Rights arising from material defects are only applicable if the products exhibit a material defect at the time of transfer of risk. Unless material defects are our fault, rights arising from material defects are not applicable in the case of inappropriate or improper use, faulty installation or putting into operation by the customer or third parties, wear and tear, incorrect or negligent treatment or use, disregard of the operating instructions and inappropriate operating supplies. In addition, wear parts such as in particular Batteries, Balloons, Cooling Units, Charging Cables and adapters, Filling Chamber (Volcano), Tube, Screens, Dosing Capsule, accessories included with the devices, e.g., herb mill, filling aid, brush and other parts that are particularly affected by wear and tear are excluded from the warranty.

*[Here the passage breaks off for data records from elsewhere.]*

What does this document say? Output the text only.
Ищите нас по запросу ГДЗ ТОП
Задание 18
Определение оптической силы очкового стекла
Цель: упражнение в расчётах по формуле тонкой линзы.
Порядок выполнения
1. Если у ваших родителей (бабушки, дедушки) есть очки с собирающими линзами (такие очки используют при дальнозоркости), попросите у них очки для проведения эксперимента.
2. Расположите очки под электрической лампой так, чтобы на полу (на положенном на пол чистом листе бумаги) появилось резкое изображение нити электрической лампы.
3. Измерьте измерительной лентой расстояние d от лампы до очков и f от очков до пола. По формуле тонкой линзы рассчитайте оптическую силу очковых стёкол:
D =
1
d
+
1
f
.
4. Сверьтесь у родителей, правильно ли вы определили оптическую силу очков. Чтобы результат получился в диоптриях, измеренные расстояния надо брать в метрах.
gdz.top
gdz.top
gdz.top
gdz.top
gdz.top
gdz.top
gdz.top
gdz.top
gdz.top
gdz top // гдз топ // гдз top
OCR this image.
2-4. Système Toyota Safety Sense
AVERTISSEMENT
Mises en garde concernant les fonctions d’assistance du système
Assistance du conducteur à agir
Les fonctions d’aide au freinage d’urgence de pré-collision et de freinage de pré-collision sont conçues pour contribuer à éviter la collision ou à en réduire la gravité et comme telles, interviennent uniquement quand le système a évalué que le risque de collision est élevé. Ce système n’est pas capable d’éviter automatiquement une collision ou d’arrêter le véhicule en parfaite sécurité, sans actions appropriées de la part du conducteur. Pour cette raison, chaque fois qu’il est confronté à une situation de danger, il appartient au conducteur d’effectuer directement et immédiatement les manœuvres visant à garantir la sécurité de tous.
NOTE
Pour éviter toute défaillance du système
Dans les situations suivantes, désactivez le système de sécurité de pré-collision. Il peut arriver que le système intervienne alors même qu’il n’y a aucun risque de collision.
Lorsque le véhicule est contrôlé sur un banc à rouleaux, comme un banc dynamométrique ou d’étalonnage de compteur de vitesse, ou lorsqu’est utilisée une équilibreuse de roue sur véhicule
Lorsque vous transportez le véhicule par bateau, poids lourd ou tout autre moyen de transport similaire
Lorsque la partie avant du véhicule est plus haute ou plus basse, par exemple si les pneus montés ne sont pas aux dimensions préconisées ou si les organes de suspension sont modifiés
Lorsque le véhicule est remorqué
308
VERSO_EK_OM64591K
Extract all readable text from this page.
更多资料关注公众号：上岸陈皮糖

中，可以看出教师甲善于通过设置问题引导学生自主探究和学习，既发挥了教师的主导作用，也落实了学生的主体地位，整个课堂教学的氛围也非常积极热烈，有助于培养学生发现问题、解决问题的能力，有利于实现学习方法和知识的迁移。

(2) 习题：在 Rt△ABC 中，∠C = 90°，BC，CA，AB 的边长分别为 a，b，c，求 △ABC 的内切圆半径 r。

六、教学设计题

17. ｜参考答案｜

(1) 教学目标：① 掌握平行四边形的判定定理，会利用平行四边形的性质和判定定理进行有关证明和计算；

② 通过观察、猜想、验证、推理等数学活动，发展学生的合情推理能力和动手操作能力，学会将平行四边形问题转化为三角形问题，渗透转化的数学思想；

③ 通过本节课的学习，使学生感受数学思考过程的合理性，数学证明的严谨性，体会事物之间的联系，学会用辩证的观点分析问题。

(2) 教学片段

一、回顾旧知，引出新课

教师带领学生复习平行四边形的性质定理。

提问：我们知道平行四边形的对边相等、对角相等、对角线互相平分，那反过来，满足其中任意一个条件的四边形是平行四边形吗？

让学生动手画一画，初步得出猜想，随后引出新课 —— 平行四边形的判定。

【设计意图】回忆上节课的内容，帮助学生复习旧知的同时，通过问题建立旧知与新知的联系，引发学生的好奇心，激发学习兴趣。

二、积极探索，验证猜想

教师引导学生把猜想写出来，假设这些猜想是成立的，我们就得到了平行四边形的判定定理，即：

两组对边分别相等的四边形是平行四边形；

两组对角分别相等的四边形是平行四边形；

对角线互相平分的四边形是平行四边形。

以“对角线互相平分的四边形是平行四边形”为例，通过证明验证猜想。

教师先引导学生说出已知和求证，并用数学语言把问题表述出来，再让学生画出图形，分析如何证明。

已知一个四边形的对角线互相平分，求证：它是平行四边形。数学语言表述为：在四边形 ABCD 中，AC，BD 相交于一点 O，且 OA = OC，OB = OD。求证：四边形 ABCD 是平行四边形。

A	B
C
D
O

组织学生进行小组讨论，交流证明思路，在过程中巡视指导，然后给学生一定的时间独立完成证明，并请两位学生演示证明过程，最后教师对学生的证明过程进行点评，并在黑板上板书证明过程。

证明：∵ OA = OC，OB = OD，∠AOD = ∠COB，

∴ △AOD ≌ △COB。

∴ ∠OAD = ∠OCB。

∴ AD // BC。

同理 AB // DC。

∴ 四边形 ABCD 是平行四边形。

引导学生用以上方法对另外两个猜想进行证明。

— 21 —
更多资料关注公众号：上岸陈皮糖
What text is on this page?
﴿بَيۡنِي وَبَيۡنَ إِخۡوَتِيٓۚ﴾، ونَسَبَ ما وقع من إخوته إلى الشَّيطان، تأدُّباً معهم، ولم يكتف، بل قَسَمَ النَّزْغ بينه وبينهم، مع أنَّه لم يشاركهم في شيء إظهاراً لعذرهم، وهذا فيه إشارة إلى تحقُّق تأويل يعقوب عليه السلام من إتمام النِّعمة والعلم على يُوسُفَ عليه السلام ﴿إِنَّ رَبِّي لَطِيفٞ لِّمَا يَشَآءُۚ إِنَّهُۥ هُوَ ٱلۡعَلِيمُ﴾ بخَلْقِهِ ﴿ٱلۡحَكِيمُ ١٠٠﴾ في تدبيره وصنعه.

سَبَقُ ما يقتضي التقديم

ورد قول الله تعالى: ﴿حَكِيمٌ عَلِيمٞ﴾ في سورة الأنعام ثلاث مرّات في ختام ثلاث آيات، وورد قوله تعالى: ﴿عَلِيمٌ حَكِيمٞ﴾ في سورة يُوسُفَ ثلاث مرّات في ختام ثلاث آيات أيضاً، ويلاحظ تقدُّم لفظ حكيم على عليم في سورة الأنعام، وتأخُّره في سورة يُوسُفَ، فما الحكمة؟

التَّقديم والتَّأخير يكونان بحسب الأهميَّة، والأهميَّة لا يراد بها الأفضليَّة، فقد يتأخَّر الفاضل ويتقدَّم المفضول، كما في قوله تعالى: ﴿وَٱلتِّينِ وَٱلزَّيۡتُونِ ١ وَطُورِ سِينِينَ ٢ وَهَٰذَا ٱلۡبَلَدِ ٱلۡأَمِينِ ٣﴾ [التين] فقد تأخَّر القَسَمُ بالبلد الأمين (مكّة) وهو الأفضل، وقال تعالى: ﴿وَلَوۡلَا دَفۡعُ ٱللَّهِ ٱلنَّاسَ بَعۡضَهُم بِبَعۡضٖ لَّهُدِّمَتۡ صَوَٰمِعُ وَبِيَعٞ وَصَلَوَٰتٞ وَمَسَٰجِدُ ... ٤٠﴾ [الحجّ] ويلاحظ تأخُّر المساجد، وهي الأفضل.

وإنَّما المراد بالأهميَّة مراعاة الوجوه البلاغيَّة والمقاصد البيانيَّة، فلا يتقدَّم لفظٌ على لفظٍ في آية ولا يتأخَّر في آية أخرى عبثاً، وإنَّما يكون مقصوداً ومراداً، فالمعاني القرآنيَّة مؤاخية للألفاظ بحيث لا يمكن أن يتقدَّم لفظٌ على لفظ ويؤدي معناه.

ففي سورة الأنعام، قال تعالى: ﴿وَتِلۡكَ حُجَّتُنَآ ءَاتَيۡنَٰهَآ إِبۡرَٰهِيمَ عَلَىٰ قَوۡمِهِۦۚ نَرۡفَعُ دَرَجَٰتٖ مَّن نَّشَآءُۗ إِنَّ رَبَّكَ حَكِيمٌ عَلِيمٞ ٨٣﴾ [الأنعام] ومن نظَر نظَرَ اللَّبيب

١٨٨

(4) With respect to damages due to deficiency of products or consequential damages caused by a defect, including loss of use, we shall be liable only within the limits outlined in Section 8.
§ 8 Liability
(1) We are liable pursuant to the provisions of the German Product Liability Act as well as in cases of failure or impossibility that we are responsible for. In addition, in the case of a specifically expressed guarantee, we shall be liable for intentional and grossly negligent violations of duty and any injuries to life, body or health that we are responsible for. For property damages and financial loss due to ordinary negligence, we shall be responsible only in the event of violation of material contractual obligations (so-called cardinal obligations), i.e. an obligation, fulfillment of which allows contract performance in the first place and compliance with which the customer normally relies on and may rely on, however, limited to the foreseeable damage typical for the contract. In any other case, our liability is excluded.
(2) The extent that our liability is excluded or restricted also applies to the personal liability of our employees, legal representatives and vicarious agents.
§ 9 Data protection information
We hereby inform the customer that we collect, process and use the customer’s personal data, which we have received in connection with our business relationship, to the extent necessary for fulfilling the contract and allowed within the framework of the Data Protection Regulation. The legal basis for storing the data is Article 6 Para 1 (b) GDPR. For further details on the processing of personal data, please see our Data Privacy Declaration at (https://www.vapormed.com/privacy).
§ 10 Applicable Law
(1) The laws of the Federal Republic of Germany, excluding the UN Convention on Contracts for the International Sale of Goods (CISG), shall apply exclusively for these Terms and Conditions and the contractual relationship between us and the customer.
(2) The place of jurisdiction and fulfillment for any dispute directly or indirectly arising from the contract relationship is our place of business in 78532 Tuttlingen, (Federal Republic of Germany). However, we are also authorized in all cases to take legal action at the customer’s general place of jurisdiction. Statutory provisions that take precedence, in particular with respect to exclusive jurisdictions, remain unaffected.
§ 11 Precedence of the German version of the Terms and Conditions
These Terms and Conditions are made available on our homepage in several languages. We specifically point out that exclusively the German Terms and Conditions are relevant for any legal effects. Please take note of the precedence of the German Terms and Conditions, especially in the event of deviations between the different language versions, as well as in any other cases of doubt.
§ 12 Severability Clause
If any provision herein is found to be invalid or unenforceable, the validity of the remaining provisions shall not be affected. The invalid or unenforceable provision shall be replaced with a valid and enforceable provision which comes closest to the intended purpose of the invalid and unenforceable provision. This also applies to any gaps or omissions in this contract.